Ever since those days, I have seen him at close quarters and come to acquire respect for him as a dynamic mass leader as well as to bear love for him, discussing everything, including personal and family problems, which we have shared with each other. It will, therefore, be difficult for me to make a really objective assessment of AKG, the man and his qualities.

 

I may, however, bring out the essential qualities of AKG, the revolutionary. Like all revolutionary leaders of the people, he was at one with the ordinary men, women and children. Living their life, speaking their language, feeling one with them in all ways, he was their AKG. It was they, the fighting people, that made him “AKG”, just as it was AKG who moulded the people of Kerala that they are today. (This may also be true of Andhra, Tamilnadu, Bengal, Punjab, etc. In all these states those who have had the opportunity to come in contact with him have personal memories of AKG, the man and his activities. But wherever he goes, he identifies himself with the people there; he would once again go back to his Kerala and the people there would receive him as their own AKG). I cannot think of any other comrade who comes so close to him as a man of the people and being a man of the people, a revolutionary till the last breath of his life.

 

It was usual for him to admit that he was no theoretician. He claimed to be a man of action. That in one sense is true enough.
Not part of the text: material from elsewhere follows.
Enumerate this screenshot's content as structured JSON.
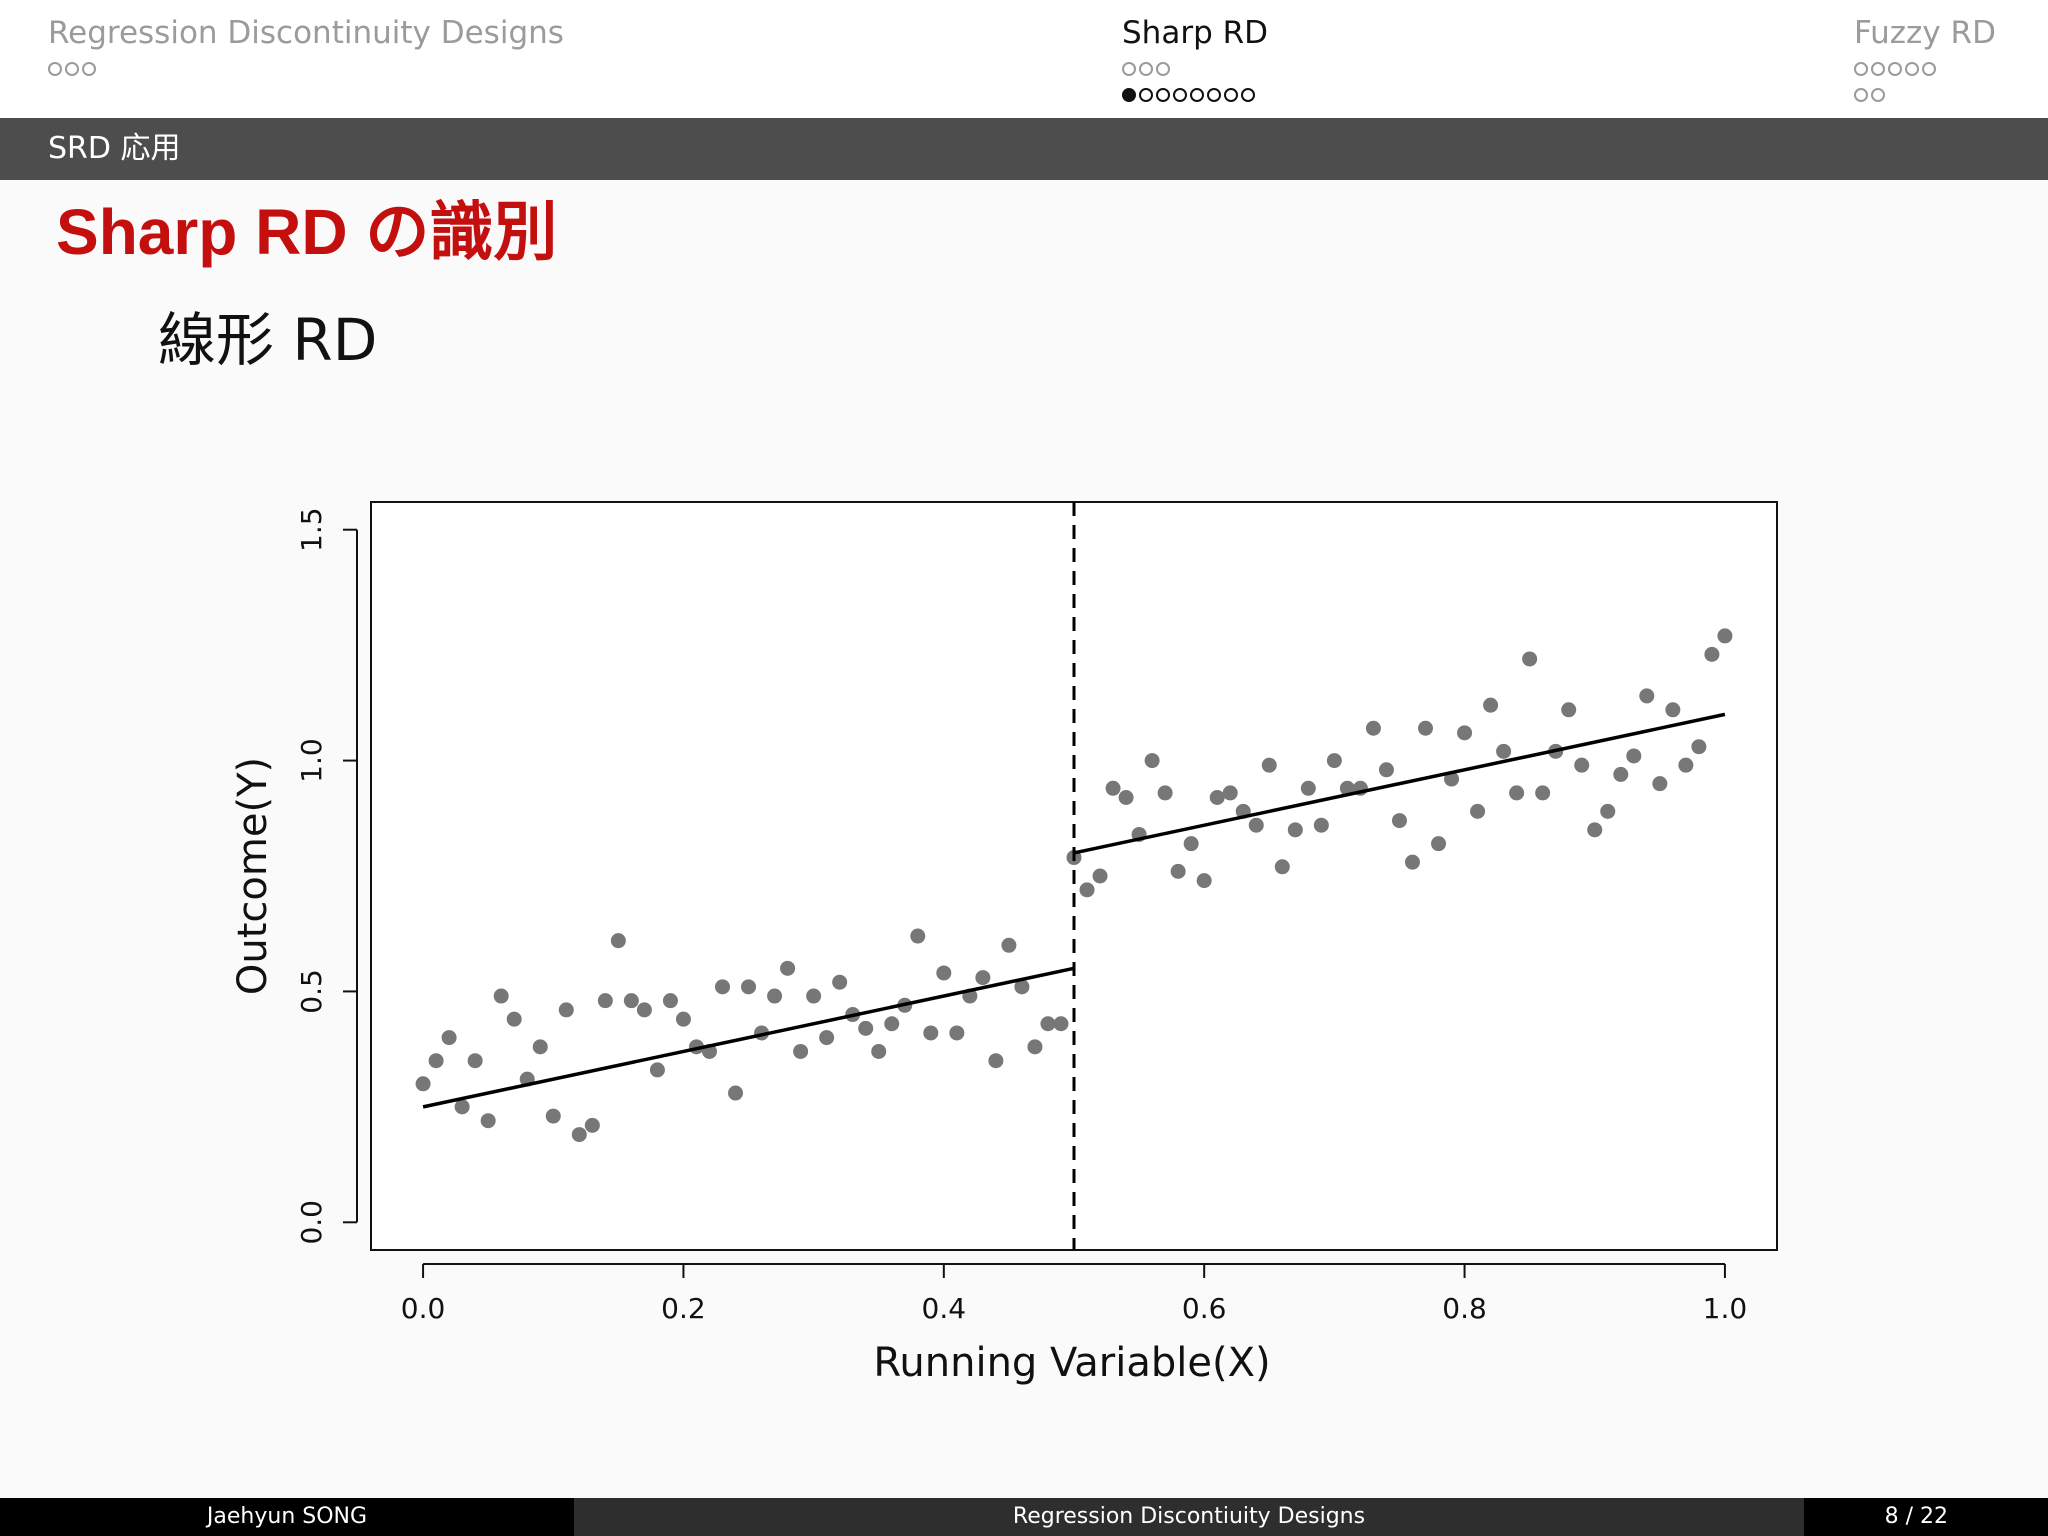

I, however, cannot, divorce his quality as a man of action from the deep theoretical conviction which made it possible for him to become the most effective agitator, the most dynamic leader of mass struggles, the most scrupulous adherent of a regulated daily life (which would of course be disturbed the moment he came to learn of a struggle or an agitation which called him), the most efficient organiser and above all, the model revolutionary parliamentarian.

 

The 25 years of his life and work as an MP, merciless in exposing the ministers and bureaucrats, but the most lovable friend of even those  who are subjected to his exposure; the MP who opens his mouth only to bring out some burning problem of the people or the other and who is adept equally on the floor of the Parliament and outside, that marks him out from the ordinary run of MPs.

 

I had the sad experience of being with him (not continuously but with many breaks, since I was taken from his side by the various duties that had devolved on me), during the last days of his life, when we all felt that the end was inevitably coming. It was painful to see him struggling to give expression to his innermost desires, but unable to do so. (Even Comrade Susheela who was with him throughout and was able to guess his innermost thoughts and feelings, found it sometimes difficult to get at what he intended to convey). We knew that he was thinking (even when the process of thinking itself was becoming increasingly difficult) of the various problems which we were facing and had to solve without his personal advice and guidance.

 

I cannot but recall the last wish he expressed to me when he could talk audibly and that was his desire, after recovery, to cease his running about (as he used to do for a whole life-time) and remain in one place looking after the education of the younger generation in the principles of scientific socialism and in the experience of building the Party, building the mass organisations. I would therefore make a humble suggestion to all those who are keen on perpetuating his memory that they should concentrate on fulfilling his last desire.

 

(This article was published in the AKG Memorial Souvenir brought out by the AKG Memorial Committee, Mumbai in 1979.)